For all of its empirical and theoretical rigor, science often begins with an intuition or inspiration. Long before a new idea becomes a paper that appears in an academic journal, for example, it begins as a hypothesis. These creative suppositions commence with “data” stored in a researcher’s mind, which she then “analyzes” through a purely psychological process of pattern recognition. The “aha” moments that may follow are not necessarily inspiration, but rather the output of the researcher’s brain-driven data analysis. In other words, scientific contributions often derive from a researcher’s idiosyncratic and very human thought process.
Given the importance of scientific research and its many benefits, this raises a question: Is there a better way to generate hypotheses other than a reliance on personal analytical insight? This novel paper examines this question through the lens of machine-learning algorithms and the exploding availability of human behavior data. Second-by-second price and volume data in asset markets, high-frequency cellphone data on location and usage, CCTV camera and police “bodycam” footage, news stories, children’s books,1 the entire text of corporate filings, and so on, is now machine readable. What was once solely mental data in the service of hypothesis generation is increasingly becoming actual data.
The authors posit that these changes can fundamentally change how science gets done, which they demonstrate by developing a procedure that applies machine learning algorithms on rich data sets to generate novel hypotheses. Please see the working paper for more details, but broadly described, the authors extend the human process of generating data-driven correlations to supervised machine learning. Their new approach not only yields far more correlations than a human researcher, but it has the capacity to notice correlations that a human might never discern. This is especially true in high-dimensional data applications, potentially opening the door to research that would otherwise go unexplored.
To illustrate their procedure, which is applicable across disciplines, the authors study a high-stakes issue with profound implications: How pre-trial judges decide which defendants awaiting trial are incarcerated and which are sent free. These decisions are supposedly based on predictions of a defendant’s risk, but mounting evidence from recent research suggests that judges make these decisions imperfectly.
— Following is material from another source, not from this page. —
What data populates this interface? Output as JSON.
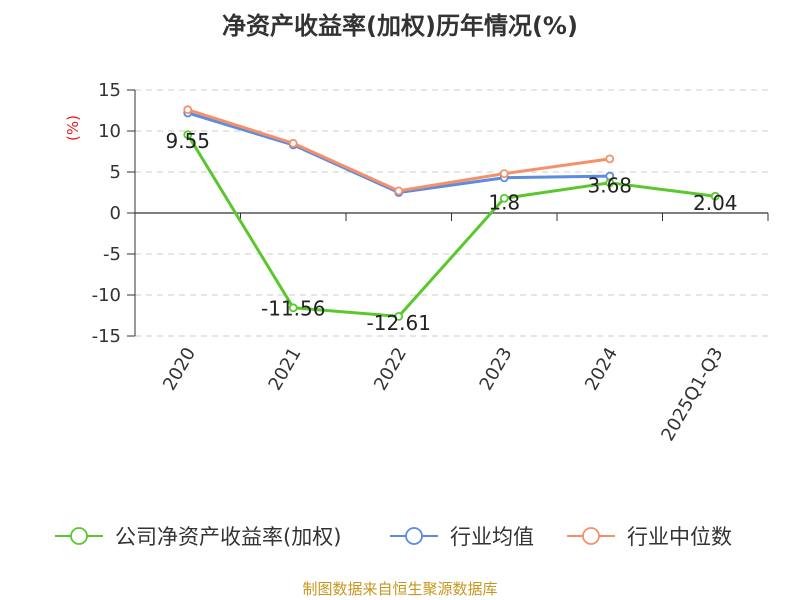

In this case, when the authors build a deep learning model of the judge—one that predicts whether the judge will detain a given defendant—a single factor has large explanatory power: the defendant’s face.
Two characteristics drive a judge’s decision: whether a defendant is “well-groomed” (e.g., tidy, clean, vs. unkempt, disheveled), and whether he is “heavy-faced” (e.g., wide facial shape, puffier, rounder).
The authors find the following:
- A predictor that uses only the pixels in the defendant’s mugshot explains from one-quarter to nearly one-half of the predictable variation in detention.
- Defendants whose mugshots fall in the bottom quartile of predicted detention are 20.4 percentage points (pp) more likely to be jailed than those in the top quartile.>
- By comparison, the difference in detention rates between those arrested for violent versus non-violent crimes is 4.8 pp.
It is important to note what this work does not reveal. The authors do not claim that a mugshot predicts a defendant’s behavior; rather their analysis reveals that mugshots predict a judge’s behavior: A defendant’s appearance correlates strongly with a judge’s decision to jail or not. And what are those appearance characteristics? There are two, and the authors label the first as “well-groomed” (e.g., tidy, clean, groomed, vs. unkempt, disheveled, sloppy look), with the second as “heavy-faced” (e.g., wide facial shape, puffier face, rounder face, heavier). Importantly, these features are not just predictive of what the algorithm sees, but also of what judges actually do:
- Both well-groomed and heavy-faced defendants are more likely released.
- Detention rates of defendants in the top and bottom quartile of well-groomedness differ by 5.5 pp (24% of the base rate) while the top vs. bottom quartile difference in heavy-facedness is 7 pp (about 30% of the base rate).
- Both differences are larger than the 4.8 pp detention rate difference between those arrested for violent vs. non-violent crimes.
Again, please see the working paper for the authors’ careful consideration of the many factors involved in their analysis, including their discussion of the ways that psychological and economic research over the past century has informed our understanding of people’s reaction to faces, including on such factors as race. The point here is that the authors’ algorithm seems to have found something new, beyond what scientists have previously hypothesized, and beyond human capability.
Bottom line: Hypothesis generation matters, and developing new ideas need not remain an idiosyncratic or nebulous process. The authors’ framework reveals that combining supervised machine learning with rich human behavior data can open the scientific world to new and fruitful lines of research. The authors’ example of judicial decision-making, along with other applications that they describe, are just the beginning. Future research will help move hypothesis generation from a pre-scientific to a scientific activity.
1 See “What We Teach About Race and Gender: Representation in Images and Text of Children’s Books,” by Anjali Adukia, et al., for a BFI Research Brief and links to the paper, an interactive tool, and video presentation.